2. Dimensionality Reduction & Clustering

To validate the quality of our embeddings, we employed:

UMAP: Used for dimensionality reduction to project the 768D vectors into a 2D space.
K-Means Clustering: An unsupervised algorithm used to group the data into 20 clusters based solely on their visual embeddings.

🔬 Validation and Results Analysis

By comparing the visualization of the ground-truth genres with the unsupervised K-Means clusters, we observed a high degree of correlation.

This confirms that our ViT-based vectors successfully captured the "visual language" of music.

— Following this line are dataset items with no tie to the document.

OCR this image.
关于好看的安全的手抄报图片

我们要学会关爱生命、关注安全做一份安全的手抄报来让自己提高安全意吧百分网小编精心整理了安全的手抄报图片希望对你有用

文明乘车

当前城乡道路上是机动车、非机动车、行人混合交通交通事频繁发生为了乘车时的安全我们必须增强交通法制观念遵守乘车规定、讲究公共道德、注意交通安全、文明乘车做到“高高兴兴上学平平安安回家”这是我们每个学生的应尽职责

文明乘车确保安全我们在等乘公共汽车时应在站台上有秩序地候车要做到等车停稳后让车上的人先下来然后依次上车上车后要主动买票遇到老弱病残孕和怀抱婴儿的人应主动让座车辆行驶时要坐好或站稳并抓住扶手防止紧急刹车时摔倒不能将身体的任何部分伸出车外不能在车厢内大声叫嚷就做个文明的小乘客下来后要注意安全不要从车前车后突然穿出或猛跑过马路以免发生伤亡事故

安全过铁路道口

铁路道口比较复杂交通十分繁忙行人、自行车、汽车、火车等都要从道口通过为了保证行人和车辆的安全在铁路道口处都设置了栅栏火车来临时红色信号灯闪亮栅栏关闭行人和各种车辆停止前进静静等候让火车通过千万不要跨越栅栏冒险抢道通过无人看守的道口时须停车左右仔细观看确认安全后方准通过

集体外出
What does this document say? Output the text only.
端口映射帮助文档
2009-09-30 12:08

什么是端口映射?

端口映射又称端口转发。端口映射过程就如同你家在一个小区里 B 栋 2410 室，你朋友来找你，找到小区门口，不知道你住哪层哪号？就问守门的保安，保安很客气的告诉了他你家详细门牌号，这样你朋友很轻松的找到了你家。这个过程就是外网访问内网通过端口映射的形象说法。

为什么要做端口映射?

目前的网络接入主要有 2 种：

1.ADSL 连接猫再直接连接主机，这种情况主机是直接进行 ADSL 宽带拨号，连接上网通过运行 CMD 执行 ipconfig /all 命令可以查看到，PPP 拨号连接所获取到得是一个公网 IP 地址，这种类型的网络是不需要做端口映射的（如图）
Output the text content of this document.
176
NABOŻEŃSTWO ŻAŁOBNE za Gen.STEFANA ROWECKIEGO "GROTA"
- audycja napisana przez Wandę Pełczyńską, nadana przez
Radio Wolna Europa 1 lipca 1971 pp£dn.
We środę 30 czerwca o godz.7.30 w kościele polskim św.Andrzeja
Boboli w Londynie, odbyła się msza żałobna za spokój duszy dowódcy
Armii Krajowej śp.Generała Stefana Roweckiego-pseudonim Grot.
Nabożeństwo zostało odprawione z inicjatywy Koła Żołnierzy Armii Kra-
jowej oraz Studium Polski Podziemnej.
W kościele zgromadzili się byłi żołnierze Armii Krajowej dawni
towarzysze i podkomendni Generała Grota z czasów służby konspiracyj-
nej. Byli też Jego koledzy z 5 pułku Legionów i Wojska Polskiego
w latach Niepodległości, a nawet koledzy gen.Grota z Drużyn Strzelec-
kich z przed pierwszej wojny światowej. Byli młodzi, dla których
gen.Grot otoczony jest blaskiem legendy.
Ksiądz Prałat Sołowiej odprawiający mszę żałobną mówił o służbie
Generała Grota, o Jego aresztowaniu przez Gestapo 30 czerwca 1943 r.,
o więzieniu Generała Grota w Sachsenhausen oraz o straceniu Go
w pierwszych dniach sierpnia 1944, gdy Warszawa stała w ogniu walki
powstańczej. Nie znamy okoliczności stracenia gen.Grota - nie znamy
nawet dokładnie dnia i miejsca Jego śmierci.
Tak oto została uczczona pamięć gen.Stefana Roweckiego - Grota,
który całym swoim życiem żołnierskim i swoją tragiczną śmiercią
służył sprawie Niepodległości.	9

Visually similar genres naturally clustered together in the vector space, proving our system is effective for visual-based recommendations using Cosine Similarity.

🎮 Interactive Discovery (Gradio Interface)

The final model is deployed via an interactive interface where users can input an album index to discover visually similar music.

🔍 Recommended Test Cases:

Index 2700 (Rock): Showcases high-energy, iconic rock aesthetics.
Index 500 (Blues): Explores the melancholic and warm visual tones of the blues.
Index 4697 (Hip-Hop): Highlights urban art, graffiti-style graphics, and vibrant contrasts.

🎓 Conclusion

This project demonstrates that visual embeddings can effectively facilitate semantic discovery without manual tagging. By bridging Computer Vision and Recommendation Systems, we have created a tool that understands the "vibe" of music through its art.